YAOUNDÉ, Cameroon – Catholic leaders in Cameroon are set to defy a government plan to reopen the nation’s schools on June 1, after they were closed in response to the COVID-19 coronavirus pandemic.
“In view of the rapid spread of the coronavirus in our country, and our obligation to protect the health of all, we have decided, in concert with the other bishops of the ecclesiastical province, to postpone the school reopening originally planned for June 1st in our three formation houses, to a later date which will be communicated to you in due course,” Archbishop Samuel Kleda of Douala wrote in a May 25 letter to students.
His decision includes all the Catholic schools of the Douala ecclesiastical province, which includes a total of seven dioceses. Douala is Cameroon’s largest city and economic hub.
“We call on you, the students, to remain studious, revising your lessons and carrying out research in view of better preparing for your end-of-course examinations. May the Spirit of the Pentecost protect you in this difficult time,” the archbishop said.
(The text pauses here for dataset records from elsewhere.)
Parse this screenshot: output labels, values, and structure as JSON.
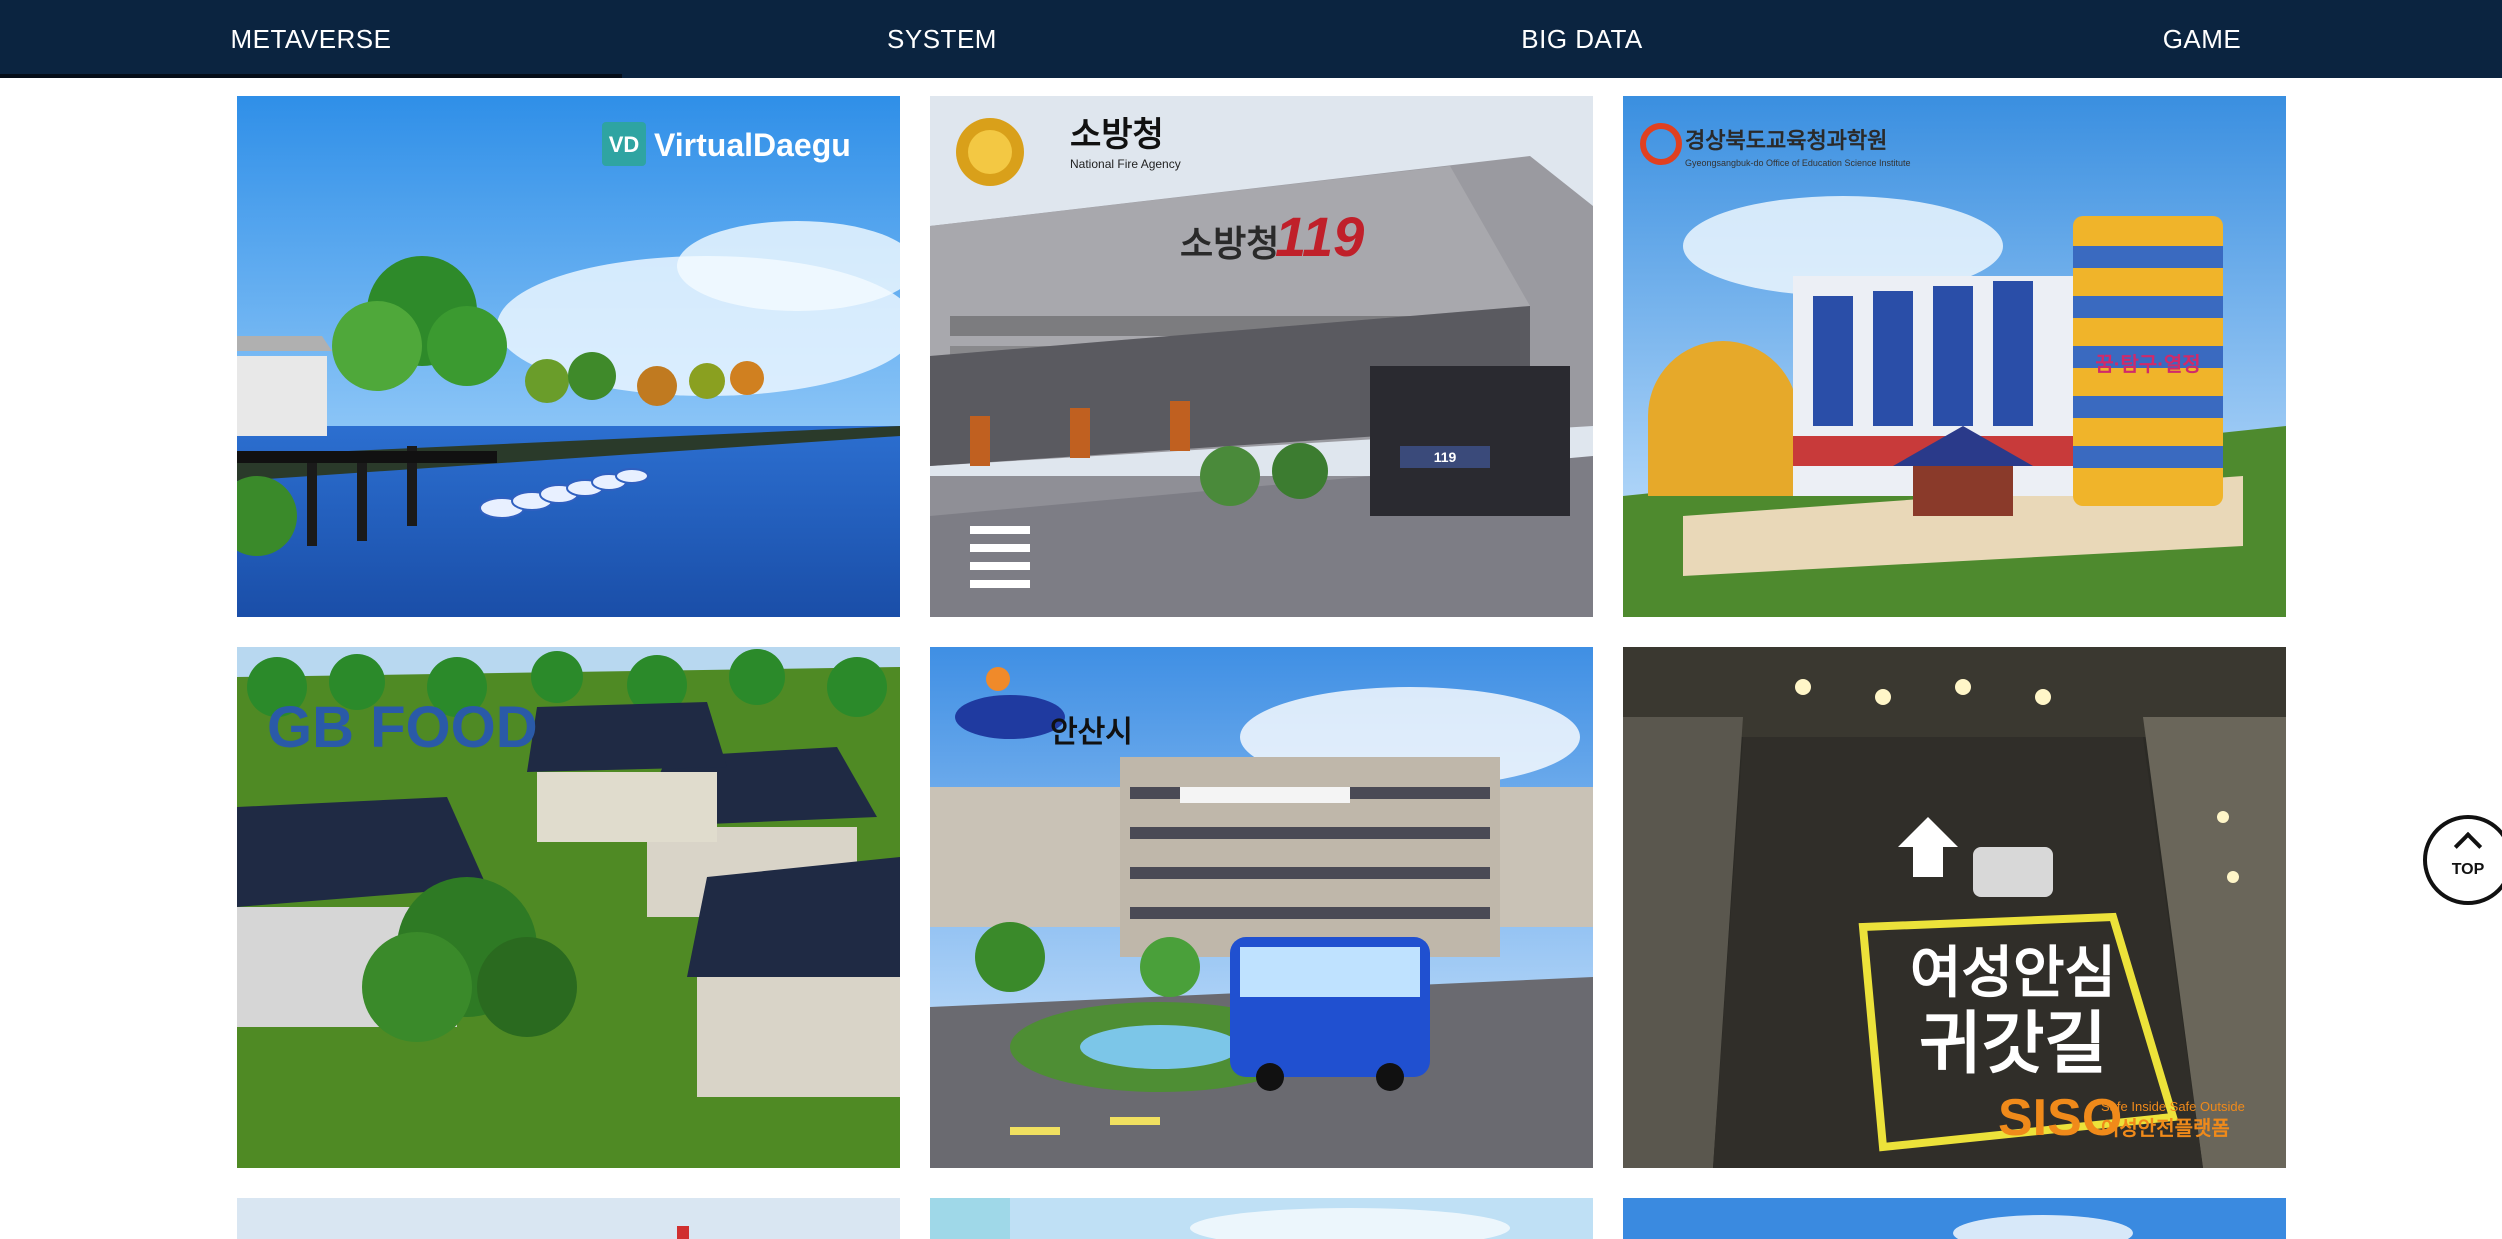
{
  "nav": {
    "tabs": [
      "METAVERSE",
      "SYSTEM",
      "BIG DATA",
      "GAME"
    ],
    "active_index": 0
  },
  "cards": {
    "virtualdaegu": {
      "logo_badge": "VD",
      "logo_text": "VirtualDaegu"
    },
    "fire_agency": {
      "logo_text": "소방청",
      "logo_sub": "National Fire Agency",
      "building_sign": "소방청",
      "building_number": "119",
      "entrance_sign": "119"
    },
    "gyeongbuk_edu": {
      "logo_text": "경상북도교육청과학원",
      "logo_sub": "Gyeongsangbuk-do Office of Education Science Institute",
      "tower_sign": "꿈·탐구·열정"
    },
    "gb_food": {
      "logo_text": "GB FOOD"
    },
    "ansan": {
      "logo_text": "안산시"
    },
    "siso": {
      "road_text_line1": "여성안심",
      "road_text_line2": "귀갓길",
      "brand": "SISO",
      "brand_tag": "Safe Inside Safe Outside",
      "brand_kr": "여성안전플랫폼"
    }
  },
  "top_button": {
    "label": "TOP"
  },
  "colors": {
    "nav_bg": "#0b2440",
    "nav_text": "#ffffff",
    "indicator": "#050d18"
  },
  "icons": {
    "top_button": "chevron-up-icon"
  }
}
Meanwhile, in the country’s conflict-torn Anglophone regions, schools have been closed for years due to the ongoing secessionist rebellion.
“A school reopening announced by the government is of no use to us here in Kumbo,” said Bishop Andrew Nkuo of the Kumbo in Cameroon’s North West Region.
“For the past four years, schools have been closed here,” he told Crux. “We have tried everything to see that schools reopen, but the security situation has remained ever tense.”
The rebels have insisted that all schools remain closed, and have been enforcing their decree by burning schools and kidnapping teachers and students from any institution that defies them. Rebels have even attacked and killed those trying to keep schools open.
The school boycott is part of a push to break away from the rest of the country and to create a new country called “Ambazonia.”
But the students have paid a heavy price.
According to the UN Children’s Fund, UNICEF, over 80 percent of schools in the English-speaking North-West and South-West regions of Cameroon have been closed, and an estimated 600,000 children are out of school.
UNICEF Spokesperson Toby Fricker says targeting education is “putting the future of an entire generation of children at risk, children who with the right support and opportunities can build a more stable and prosperous future.”
Nkuo agrees.
“It is a crime against humanity to deny our children the right to go to school in the name of a struggle, no matter how legitimate our case may be,” he told Crux.
Teachers pose preconditions for reopening
Meanwhile, teachers in the African country have also protested the June 1 date for school reopening.
“In a May 20 petition addressed to the prime minister, a group of teachers’ trade unions presented a number of preconditions that need to be fulfilled for before students return to the classroom.
“The distribution of [free] face masks and alcohol-based hand sanitizers is the only means to ensure equal protection of all actors in the face of the coronavirus pandemic,” the petition said.
The teachers’ unions also called for the limitation of the number of students per class to 24, the thorough disinfection of school campuses daily; and bonuses for teachers given the increase to their workload.
“The health of teachers, millions of students, as well as their parents seems priceless to us. The unions will mobilize teachers, if need be, to defend themselves if clear measures are not taken to ensure their protected return to school campuses,” the petition said.
It is not clear what the teachers will do if these demands are not met. But Valentine Tameh, National President of the Teachers’ Association of Cameroon, told Crux that all teachers want is to see a safe reopening.
“We want our kids to go to school. We can’t have a blank year, but we also want to make sure that our kids are safe, and our teachers are safe,” he said.